Patagonia und die gerupften Gänse
Der kalifornische Outdoor-Ausrüster widerspricht dem Vorwurf der Tierschutzorganisation Vier Pfoten, die behauptet Patagonia würde lebendige Gänse für ihre Daunenjacken rupfen.
Patagonia verwendet laut eigenen Angaben nur Daunen von bereits getöteten Gänsen
Die Tierschutzorganisation Vier Pfoten hatte die Woche behauptet, dass der Outdoorhersteller Patagonia, der sich eigentlich stark für Umweltschutz einsetzt, Daunen verwende, die lebenden Gänsen ohne Betäubung ausgerupft worden sind. Die Praktik soll in zwölf ungarischen Betrieben beobachtet worden sein. Allerdings tarne das Unternehmen diese Praktik, den sog. Lebendrupf, der in der EU verboten ist, mit dem Begriff „Mauserrupf„, der in der EU geduldet wird. Als Mauser bezeichnet man das Abwerfen und Neuwachsen von Federn bei Vögeln, wobei das Gefieder von alleine ausfällt.
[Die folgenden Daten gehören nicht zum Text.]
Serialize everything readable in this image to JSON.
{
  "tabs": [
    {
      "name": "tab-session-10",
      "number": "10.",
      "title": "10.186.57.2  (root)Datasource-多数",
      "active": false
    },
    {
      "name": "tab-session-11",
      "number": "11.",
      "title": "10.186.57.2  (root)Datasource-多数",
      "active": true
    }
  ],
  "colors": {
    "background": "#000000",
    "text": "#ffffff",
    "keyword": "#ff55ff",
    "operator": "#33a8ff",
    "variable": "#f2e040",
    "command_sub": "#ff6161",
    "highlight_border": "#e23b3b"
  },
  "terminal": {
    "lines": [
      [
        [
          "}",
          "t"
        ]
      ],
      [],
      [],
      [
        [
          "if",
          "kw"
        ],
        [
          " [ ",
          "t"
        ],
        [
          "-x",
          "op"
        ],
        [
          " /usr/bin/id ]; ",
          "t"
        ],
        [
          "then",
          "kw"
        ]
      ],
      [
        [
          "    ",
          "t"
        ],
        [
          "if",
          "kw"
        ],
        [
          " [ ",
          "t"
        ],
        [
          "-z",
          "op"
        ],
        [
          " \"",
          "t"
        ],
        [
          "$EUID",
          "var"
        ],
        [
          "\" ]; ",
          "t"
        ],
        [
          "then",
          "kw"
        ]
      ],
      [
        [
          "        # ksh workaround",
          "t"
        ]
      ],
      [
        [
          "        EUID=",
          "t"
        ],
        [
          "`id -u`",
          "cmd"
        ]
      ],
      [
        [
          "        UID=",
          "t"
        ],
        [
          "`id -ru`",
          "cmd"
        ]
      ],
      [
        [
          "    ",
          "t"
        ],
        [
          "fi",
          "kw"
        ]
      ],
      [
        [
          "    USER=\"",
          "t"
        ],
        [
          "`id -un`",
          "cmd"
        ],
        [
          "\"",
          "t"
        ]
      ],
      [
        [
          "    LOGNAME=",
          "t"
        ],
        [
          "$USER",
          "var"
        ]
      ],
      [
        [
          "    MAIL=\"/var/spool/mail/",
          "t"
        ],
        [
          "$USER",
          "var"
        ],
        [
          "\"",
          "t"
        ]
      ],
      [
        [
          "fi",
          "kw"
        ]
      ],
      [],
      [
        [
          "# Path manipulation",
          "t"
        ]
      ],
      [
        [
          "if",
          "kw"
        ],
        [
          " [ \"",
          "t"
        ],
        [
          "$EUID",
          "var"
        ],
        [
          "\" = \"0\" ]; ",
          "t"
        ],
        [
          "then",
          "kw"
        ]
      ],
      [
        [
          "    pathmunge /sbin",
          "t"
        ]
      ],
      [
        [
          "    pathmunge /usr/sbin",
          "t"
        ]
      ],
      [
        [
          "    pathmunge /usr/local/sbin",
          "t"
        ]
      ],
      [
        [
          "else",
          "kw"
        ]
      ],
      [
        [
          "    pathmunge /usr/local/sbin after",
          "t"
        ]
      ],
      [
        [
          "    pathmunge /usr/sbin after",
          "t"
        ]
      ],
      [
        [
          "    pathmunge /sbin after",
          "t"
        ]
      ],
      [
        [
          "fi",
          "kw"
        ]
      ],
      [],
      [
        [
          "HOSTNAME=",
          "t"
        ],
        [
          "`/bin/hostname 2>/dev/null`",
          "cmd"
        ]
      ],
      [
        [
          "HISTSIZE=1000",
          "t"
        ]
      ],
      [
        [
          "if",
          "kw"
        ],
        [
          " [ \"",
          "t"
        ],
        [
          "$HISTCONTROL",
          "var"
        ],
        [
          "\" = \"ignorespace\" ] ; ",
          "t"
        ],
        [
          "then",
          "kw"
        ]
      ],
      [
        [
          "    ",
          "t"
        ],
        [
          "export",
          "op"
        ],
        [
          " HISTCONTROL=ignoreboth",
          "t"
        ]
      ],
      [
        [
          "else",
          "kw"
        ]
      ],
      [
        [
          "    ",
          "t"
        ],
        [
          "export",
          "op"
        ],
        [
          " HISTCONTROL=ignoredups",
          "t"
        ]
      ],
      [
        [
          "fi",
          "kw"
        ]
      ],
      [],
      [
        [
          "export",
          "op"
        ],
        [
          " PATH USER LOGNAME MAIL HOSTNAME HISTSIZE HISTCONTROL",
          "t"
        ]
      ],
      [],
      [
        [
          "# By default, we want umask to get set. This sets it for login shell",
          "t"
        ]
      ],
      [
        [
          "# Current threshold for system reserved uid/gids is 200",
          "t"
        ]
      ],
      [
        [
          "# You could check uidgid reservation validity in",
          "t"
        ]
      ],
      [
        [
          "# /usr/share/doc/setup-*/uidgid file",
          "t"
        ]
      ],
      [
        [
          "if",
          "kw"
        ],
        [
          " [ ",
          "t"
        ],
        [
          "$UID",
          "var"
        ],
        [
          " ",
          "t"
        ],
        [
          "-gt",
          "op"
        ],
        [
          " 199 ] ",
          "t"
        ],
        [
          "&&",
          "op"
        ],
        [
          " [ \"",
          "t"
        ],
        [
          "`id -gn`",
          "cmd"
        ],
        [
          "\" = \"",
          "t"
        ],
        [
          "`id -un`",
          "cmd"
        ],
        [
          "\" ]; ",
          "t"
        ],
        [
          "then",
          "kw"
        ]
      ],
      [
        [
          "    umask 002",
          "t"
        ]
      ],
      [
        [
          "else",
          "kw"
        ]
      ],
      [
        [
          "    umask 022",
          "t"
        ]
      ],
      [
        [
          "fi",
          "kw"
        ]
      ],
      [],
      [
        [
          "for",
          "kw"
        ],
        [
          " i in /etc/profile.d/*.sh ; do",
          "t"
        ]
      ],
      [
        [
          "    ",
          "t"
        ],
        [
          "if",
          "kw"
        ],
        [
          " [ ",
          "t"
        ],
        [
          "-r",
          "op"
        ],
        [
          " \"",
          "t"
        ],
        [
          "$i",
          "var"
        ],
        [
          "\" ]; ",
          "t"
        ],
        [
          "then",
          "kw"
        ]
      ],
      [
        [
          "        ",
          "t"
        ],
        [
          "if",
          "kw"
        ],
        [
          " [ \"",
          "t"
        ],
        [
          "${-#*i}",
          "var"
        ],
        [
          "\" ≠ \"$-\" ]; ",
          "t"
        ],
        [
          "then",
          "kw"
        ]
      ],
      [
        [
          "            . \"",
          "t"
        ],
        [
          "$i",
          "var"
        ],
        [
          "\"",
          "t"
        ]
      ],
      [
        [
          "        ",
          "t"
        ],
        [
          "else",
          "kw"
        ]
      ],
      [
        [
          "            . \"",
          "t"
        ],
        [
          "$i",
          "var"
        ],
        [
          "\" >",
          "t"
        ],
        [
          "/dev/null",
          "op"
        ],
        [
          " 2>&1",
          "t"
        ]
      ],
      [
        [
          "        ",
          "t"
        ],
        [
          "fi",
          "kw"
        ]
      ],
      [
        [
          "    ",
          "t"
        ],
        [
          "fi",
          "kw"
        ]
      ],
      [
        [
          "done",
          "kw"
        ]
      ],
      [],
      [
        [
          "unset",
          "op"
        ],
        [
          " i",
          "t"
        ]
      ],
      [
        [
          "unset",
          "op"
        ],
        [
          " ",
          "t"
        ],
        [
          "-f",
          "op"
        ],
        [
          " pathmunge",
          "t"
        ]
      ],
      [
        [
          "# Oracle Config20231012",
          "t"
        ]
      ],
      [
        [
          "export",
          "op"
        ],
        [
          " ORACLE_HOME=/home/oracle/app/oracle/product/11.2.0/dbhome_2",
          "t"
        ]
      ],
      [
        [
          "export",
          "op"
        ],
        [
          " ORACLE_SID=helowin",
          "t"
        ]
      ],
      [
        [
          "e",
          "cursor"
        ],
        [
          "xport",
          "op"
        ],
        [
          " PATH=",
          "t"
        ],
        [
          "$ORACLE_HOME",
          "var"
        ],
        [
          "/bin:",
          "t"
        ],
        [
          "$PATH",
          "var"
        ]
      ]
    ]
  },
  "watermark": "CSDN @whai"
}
Patagonia widerspricht den Vorwürfen von Vier Pfoten nun energisch. „Patagonia bezieht seine Gänsedaune bereits seit 2009 ausschließlich über die „Allied Feather and Down Corporation“, die ihre Gänsedaune ausschließlich von Schlachttieren bezieht“, heißt es zu dem Vorwurf. Ihren Daunen seien ausschließlich ein Nebenprodukt der Fleischerzeugung. Dies würde durch einen individuellen Zertifizierungsprozess sichergestellt. Man habe die Tierschutzorganisation aufgefordert die falsch recherchierten Informationen zu widerrufen.
Auf der Webseite der Vier Pfoten ist der Aufruf gegen Patagonia aber immer noch online. Die Organisation hält nicht viel von dem Verweis auf die zertifizierten Daunenlieferanten, weil diese nämlich die Daunen von einem deutschen Großhändler kaufe, der mit Lebendrupf-Daunen handele. Es bleibt abzuwarten, ob der Widerruf noch erfolgt.